The Republican Party is walking away from Dan Maes, a small-time businessman and political novice with “tea party” backing who captured Colorado’s GOP gubernatorial nomination, scrambling the race less than seven weeks before election day.
Maes has been disavowed by pillars of the Republican establishment — including former Sen. Hank Brown and current U.S. Senate candidate Ken Buck. The chairman of the state Republican Party flatly said Maes is not running a professional campaign and called on him to drop out before ballots were printed Sept. 3. The Republican Governors Assn. refuses to help fund his campaign.
Several tea party groups have withdrawn their backing after it was revealed that Maes misrepresented how he left a Kansas police department, incurred record campaign fines and called Denver’s bike-swap program a United Nations plot.
The question now is who will benefit from Maes’ hemorrhaging support — his Democratic opponent, Denver Mayor John Hickenlooper, or former GOP Rep. Tom Tancredo, who is running as a third-party candidate because he thinks Maes is unelectable?

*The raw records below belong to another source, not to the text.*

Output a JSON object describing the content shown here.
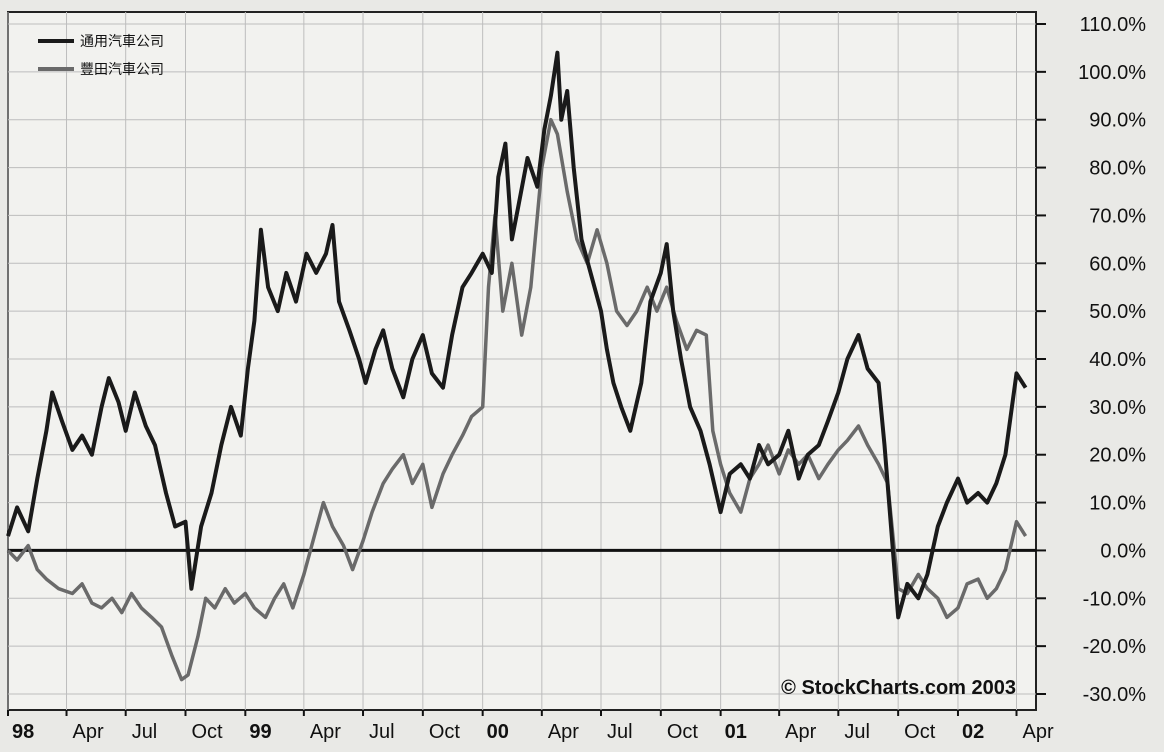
{
  "chart_data": {
    "type": "line",
    "title": "",
    "xlabel": "",
    "ylabel": "",
    "ylim": [
      -30,
      110
    ],
    "xlim": [
      "1998-01-01",
      "2002-05-01"
    ],
    "grid": true,
    "legend_position": "top-left",
    "y_ticks": [
      {
        "value": 110,
        "label": "110.0%"
      },
      {
        "value": 100,
        "label": "100.0%"
      },
      {
        "value": 90,
        "label": "90.0%"
      },
      {
        "value": 80,
        "label": "80.0%"
      },
      {
        "value": 70,
        "label": "70.0%"
      },
      {
        "value": 60,
        "label": "60.0%"
      },
      {
        "value": 50,
        "label": "50.0%"
      },
      {
        "value": 40,
        "label": "40.0%"
      },
      {
        "value": 30,
        "label": "30.0%"
      },
      {
        "value": 20,
        "label": "20.0%"
      },
      {
        "value": 10,
        "label": "10.0%"
      },
      {
        "value": 0,
        "label": "0.0%"
      },
      {
        "value": -10,
        "label": "-10.0%"
      },
      {
        "value": -20,
        "label": "-20.0%"
      },
      {
        "value": -30,
        "label": "-30.0%"
      }
    ],
    "x_ticks": [
      {
        "date": "1998-01-01",
        "label": "98",
        "year": true
      },
      {
        "date": "1998-04-01",
        "label": "Apr",
        "year": false
      },
      {
        "date": "1998-07-01",
        "label": "Jul",
        "year": false
      },
      {
        "date": "1998-10-01",
        "label": "Oct",
        "year": false
      },
      {
        "date": "1999-01-01",
        "label": "99",
        "year": true
      },
      {
        "date": "1999-04-01",
        "label": "Apr",
        "year": false
      },
      {
        "date": "1999-07-01",
        "label": "Jul",
        "year": false
      },
      {
        "date": "1999-10-01",
        "label": "Oct",
        "year": false
      },
      {
        "date": "2000-01-01",
        "label": "00",
        "year": true
      },
      {
        "date": "2000-04-01",
        "label": "Apr",
        "year": false
      },
      {
        "date": "2000-07-01",
        "label": "Jul",
        "year": false
      },
      {
        "date": "2000-10-01",
        "label": "Oct",
        "year": false
      },
      {
        "date": "2001-01-01",
        "label": "01",
        "year": true
      },
      {
        "date": "2001-04-01",
        "label": "Apr",
        "year": false
      },
      {
        "date": "2001-07-01",
        "label": "Jul",
        "year": false
      },
      {
        "date": "2001-10-01",
        "label": "Oct",
        "year": false
      },
      {
        "date": "2002-01-01",
        "label": "02",
        "year": true
      },
      {
        "date": "2002-04-01",
        "label": "Apr",
        "year": false
      }
    ],
    "reference_line": 0,
    "watermark": "© StockCharts.com 2003",
    "series": [
      {
        "name": "通用汽車公司",
        "color": "#1a1a1a",
        "points": [
          [
            "1998-01-01",
            3
          ],
          [
            "1998-01-15",
            9
          ],
          [
            "1998-02-01",
            4
          ],
          [
            "1998-02-15",
            15
          ],
          [
            "1998-03-01",
            25
          ],
          [
            "1998-03-10",
            33
          ],
          [
            "1998-03-25",
            27
          ],
          [
            "1998-04-10",
            21
          ],
          [
            "1998-04-25",
            24
          ],
          [
            "1998-05-10",
            20
          ],
          [
            "1998-05-25",
            30
          ],
          [
            "1998-06-05",
            36
          ],
          [
            "1998-06-20",
            31
          ],
          [
            "1998-07-01",
            25
          ],
          [
            "1998-07-15",
            33
          ],
          [
            "1998-08-01",
            26
          ],
          [
            "1998-08-15",
            22
          ],
          [
            "1998-09-01",
            12
          ],
          [
            "1998-09-15",
            5
          ],
          [
            "1998-10-01",
            6
          ],
          [
            "1998-10-10",
            -8
          ],
          [
            "1998-10-25",
            5
          ],
          [
            "1998-11-10",
            12
          ],
          [
            "1998-11-25",
            22
          ],
          [
            "1998-12-10",
            30
          ],
          [
            "1998-12-25",
            24
          ],
          [
            "1999-01-05",
            38
          ],
          [
            "1999-01-15",
            48
          ],
          [
            "1999-01-25",
            67
          ],
          [
            "1999-02-05",
            55
          ],
          [
            "1999-02-20",
            50
          ],
          [
            "1999-03-05",
            58
          ],
          [
            "1999-03-20",
            52
          ],
          [
            "1999-04-05",
            62
          ],
          [
            "1999-04-20",
            58
          ],
          [
            "1999-05-05",
            62
          ],
          [
            "1999-05-15",
            68
          ],
          [
            "1999-05-25",
            52
          ],
          [
            "1999-06-10",
            46
          ],
          [
            "1999-06-25",
            40
          ],
          [
            "1999-07-05",
            35
          ],
          [
            "1999-07-20",
            42
          ],
          [
            "1999-08-01",
            46
          ],
          [
            "1999-08-15",
            38
          ],
          [
            "1999-09-01",
            32
          ],
          [
            "1999-09-15",
            40
          ],
          [
            "1999-10-01",
            45
          ],
          [
            "1999-10-15",
            37
          ],
          [
            "1999-11-01",
            34
          ],
          [
            "1999-11-15",
            45
          ],
          [
            "1999-12-01",
            55
          ],
          [
            "1999-12-15",
            58
          ],
          [
            "2000-01-01",
            62
          ],
          [
            "2000-01-15",
            58
          ],
          [
            "2000-01-25",
            78
          ],
          [
            "2000-02-05",
            85
          ],
          [
            "2000-02-15",
            65
          ],
          [
            "2000-02-25",
            72
          ],
          [
            "2000-03-10",
            82
          ],
          [
            "2000-03-25",
            76
          ],
          [
            "2000-04-05",
            88
          ],
          [
            "2000-04-15",
            95
          ],
          [
            "2000-04-25",
            104
          ],
          [
            "2000-05-01",
            90
          ],
          [
            "2000-05-10",
            96
          ],
          [
            "2000-05-20",
            80
          ],
          [
            "2000-06-01",
            65
          ],
          [
            "2000-06-15",
            58
          ],
          [
            "2000-07-01",
            50
          ],
          [
            "2000-07-10",
            42
          ],
          [
            "2000-07-20",
            35
          ],
          [
            "2000-08-01",
            30
          ],
          [
            "2000-08-15",
            25
          ],
          [
            "2000-09-01",
            35
          ],
          [
            "2000-09-15",
            52
          ],
          [
            "2000-10-01",
            58
          ],
          [
            "2000-10-10",
            64
          ],
          [
            "2000-10-20",
            50
          ],
          [
            "2000-11-01",
            40
          ],
          [
            "2000-11-15",
            30
          ],
          [
            "2000-12-01",
            25
          ],
          [
            "2000-12-15",
            18
          ],
          [
            "2001-01-01",
            8
          ],
          [
            "2001-01-15",
            16
          ],
          [
            "2001-02-01",
            18
          ],
          [
            "2001-02-15",
            15
          ],
          [
            "2001-03-01",
            22
          ],
          [
            "2001-03-15",
            18
          ],
          [
            "2001-04-01",
            20
          ],
          [
            "2001-04-15",
            25
          ],
          [
            "2001-05-01",
            15
          ],
          [
            "2001-05-15",
            20
          ],
          [
            "2001-06-01",
            22
          ],
          [
            "2001-06-15",
            27
          ],
          [
            "2001-07-01",
            33
          ],
          [
            "2001-07-15",
            40
          ],
          [
            "2001-08-01",
            45
          ],
          [
            "2001-08-15",
            38
          ],
          [
            "2001-09-01",
            35
          ],
          [
            "2001-09-10",
            22
          ],
          [
            "2001-09-20",
            5
          ],
          [
            "2001-10-01",
            -14
          ],
          [
            "2001-10-15",
            -7
          ],
          [
            "2001-11-01",
            -10
          ],
          [
            "2001-11-15",
            -5
          ],
          [
            "2001-12-01",
            5
          ],
          [
            "2001-12-15",
            10
          ],
          [
            "2002-01-01",
            15
          ],
          [
            "2002-01-15",
            10
          ],
          [
            "2002-02-01",
            12
          ],
          [
            "2002-02-15",
            10
          ],
          [
            "2002-03-01",
            14
          ],
          [
            "2002-03-15",
            20
          ],
          [
            "2002-04-01",
            37
          ],
          [
            "2002-04-15",
            34
          ]
        ]
      },
      {
        "name": "豐田汽車公司",
        "color": "#6a6a6a",
        "points": [
          [
            "1998-01-01",
            0
          ],
          [
            "1998-01-15",
            -2
          ],
          [
            "1998-02-01",
            1
          ],
          [
            "1998-02-15",
            -4
          ],
          [
            "1998-03-01",
            -6
          ],
          [
            "1998-03-20",
            -8
          ],
          [
            "1998-04-10",
            -9
          ],
          [
            "1998-04-25",
            -7
          ],
          [
            "1998-05-10",
            -11
          ],
          [
            "1998-05-25",
            -12
          ],
          [
            "1998-06-10",
            -10
          ],
          [
            "1998-06-25",
            -13
          ],
          [
            "1998-07-10",
            -9
          ],
          [
            "1998-07-25",
            -12
          ],
          [
            "1998-08-10",
            -14
          ],
          [
            "1998-08-25",
            -16
          ],
          [
            "1998-09-10",
            -22
          ],
          [
            "1998-09-25",
            -27
          ],
          [
            "1998-10-05",
            -26
          ],
          [
            "1998-10-20",
            -18
          ],
          [
            "1998-11-01",
            -10
          ],
          [
            "1998-11-15",
            -12
          ],
          [
            "1998-12-01",
            -8
          ],
          [
            "1998-12-15",
            -11
          ],
          [
            "1999-01-01",
            -9
          ],
          [
            "1999-01-15",
            -12
          ],
          [
            "1999-02-01",
            -14
          ],
          [
            "1999-02-15",
            -10
          ],
          [
            "1999-03-01",
            -7
          ],
          [
            "1999-03-15",
            -12
          ],
          [
            "1999-04-01",
            -5
          ],
          [
            "1999-04-15",
            2
          ],
          [
            "1999-05-01",
            10
          ],
          [
            "1999-05-15",
            5
          ],
          [
            "1999-06-01",
            1
          ],
          [
            "1999-06-15",
            -4
          ],
          [
            "1999-07-01",
            2
          ],
          [
            "1999-07-15",
            8
          ],
          [
            "1999-08-01",
            14
          ],
          [
            "1999-08-15",
            17
          ],
          [
            "1999-09-01",
            20
          ],
          [
            "1999-09-15",
            14
          ],
          [
            "1999-10-01",
            18
          ],
          [
            "1999-10-15",
            9
          ],
          [
            "1999-11-01",
            16
          ],
          [
            "1999-11-15",
            20
          ],
          [
            "1999-12-01",
            24
          ],
          [
            "1999-12-15",
            28
          ],
          [
            "2000-01-01",
            30
          ],
          [
            "2000-01-10",
            55
          ],
          [
            "2000-01-20",
            70
          ],
          [
            "2000-02-01",
            50
          ],
          [
            "2000-02-15",
            60
          ],
          [
            "2000-03-01",
            45
          ],
          [
            "2000-03-15",
            55
          ],
          [
            "2000-04-01",
            80
          ],
          [
            "2000-04-15",
            90
          ],
          [
            "2000-04-25",
            87
          ],
          [
            "2000-05-10",
            75
          ],
          [
            "2000-05-25",
            65
          ],
          [
            "2000-06-10",
            60
          ],
          [
            "2000-06-25",
            67
          ],
          [
            "2000-07-10",
            60
          ],
          [
            "2000-07-25",
            50
          ],
          [
            "2000-08-10",
            47
          ],
          [
            "2000-08-25",
            50
          ],
          [
            "2000-09-10",
            55
          ],
          [
            "2000-09-25",
            50
          ],
          [
            "2000-10-10",
            55
          ],
          [
            "2000-10-25",
            48
          ],
          [
            "2000-11-10",
            42
          ],
          [
            "2000-11-25",
            46
          ],
          [
            "2000-12-10",
            45
          ],
          [
            "2000-12-20",
            25
          ],
          [
            "2001-01-01",
            18
          ],
          [
            "2001-01-15",
            12
          ],
          [
            "2001-02-01",
            8
          ],
          [
            "2001-02-15",
            15
          ],
          [
            "2001-03-01",
            18
          ],
          [
            "2001-03-15",
            22
          ],
          [
            "2001-04-01",
            16
          ],
          [
            "2001-04-15",
            21
          ],
          [
            "2001-05-01",
            18
          ],
          [
            "2001-05-15",
            20
          ],
          [
            "2001-06-01",
            15
          ],
          [
            "2001-06-15",
            18
          ],
          [
            "2001-07-01",
            21
          ],
          [
            "2001-07-15",
            23
          ],
          [
            "2001-08-01",
            26
          ],
          [
            "2001-08-15",
            22
          ],
          [
            "2001-09-01",
            18
          ],
          [
            "2001-09-15",
            14
          ],
          [
            "2001-10-01",
            -8
          ],
          [
            "2001-10-15",
            -9
          ],
          [
            "2001-11-01",
            -5
          ],
          [
            "2001-11-15",
            -8
          ],
          [
            "2001-12-01",
            -10
          ],
          [
            "2001-12-15",
            -14
          ],
          [
            "2002-01-01",
            -12
          ],
          [
            "2002-01-15",
            -7
          ],
          [
            "2002-02-01",
            -6
          ],
          [
            "2002-02-15",
            -10
          ],
          [
            "2002-03-01",
            -8
          ],
          [
            "2002-03-15",
            -4
          ],
          [
            "2002-04-01",
            6
          ],
          [
            "2002-04-15",
            3
          ]
        ]
      }
    ]
  }
}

“What may happen is that, with a bit of time, Tancredo becomes viewed as the other major candidate,” said Kenneth Bickers, a political scientist at the University of Colorado, who added that he is still reeling from the latest twists in the race. “I didn’t see this coming 10 days ago.”
Janet Rowland, a Mesa County commissioner who is active in the tea party movement, was one of nearly two dozen Republicans who announced recently that they were switching allegiance to Tancredo.
She said in an interview that this is the first time she hasn’t backed a GOP nominee. The entire saga, she added, is a cautionary tale for the insurgent tea party.
“There is a belief by people who are fed up with government that, if they get somebody who hasn’t been in politics, they will somehow be more pure,” Rowland said.
Maes spokesman Nate Strauch said the establishment’s abandonment of the candidate was worrisome.
“The Republican Party in the state has a very specific process for how it chooses its nominees,” Strauch said. “It’s a process that Dan Maes won fair and square.” To turn around and say the votes of those 200,000 people who voted for him “don’t count, to reward someone who circumvented the process, sets a dangerous precedent.”
Strauch added that many tea party groups still supported Maes.
Maes was a long shot in the Republican primary, up against former Rep. Scott McInnis. He touted himself as a successful businessman, but tax records showed that some years he made little money. A supporter said Maes asked her for help paying his mortgage. He received a record $17,000 campaign fine for paying himself more than $40,000 from his campaign contributions for mileage.
Still, when McInnis acknowledged that he plagiarized a paper on water issues that he was paid $300,000 to write, Maes’ support surged. He won the nomination by about 1% of the primary vote.
Two weeks later, the Denver Post reported that Maes’ story about how he left a small-town Kansas police department was false. Maes had said he was fired because he had been working undercover for the Kansas Bureau of Investigation, but Kansas officials said Maes never worked for them.
Right away, prominent Republicans began calling for Maes to drop out of the race before ballots were printed, including state party Chairman Dick Wadhams. Maes refused. He raised only $50,000 in August — less than a quarter of Tancredo’s haul and an eighth of Hickenlooper’s.
In an interview, Wadhams noted that Maes is still the party’s nominee but worried that he has yet to assemble a professional campaign team. “To run a real, competitive race in Colorado, you have to have a real campaign,” Wadhams said.
Strauch said Maes was not planning to hire any political professionals: “He won the nomination on a shoestring and he’s using a similar strategy in the general.”
Bay Buchanan, a veteran Washington, D.C.-based operative who is now Tancredo’s campaign manager, contended that the onetime congressman, best known for his hard-line stance against illegal immigration, is the only real conservative opposition to Hickenlooper. “We’ve had enormous movement in the last five to six days,” she said last week.
Hickenlooper spokesman George Merritt said the Democratic nominee “is focused on creating jobs, finding ways to support Colorado business, and promoting education.”
Former Democratic Sen. Gary Hart, who teaches at the University of Colorado-Denver, said that as the GOP nominee, Maes will inevitably receive a large number of votes in November and split the conservative electorate, handing Hickenlooper a victory.
“Tancredo is whistling past the graveyard,” Hart said. “What’s interesting about the race is the disarray in the [Republican] party in general. It sought to embrace the tea party movement. When it did, it bought a whole lot of trouble.”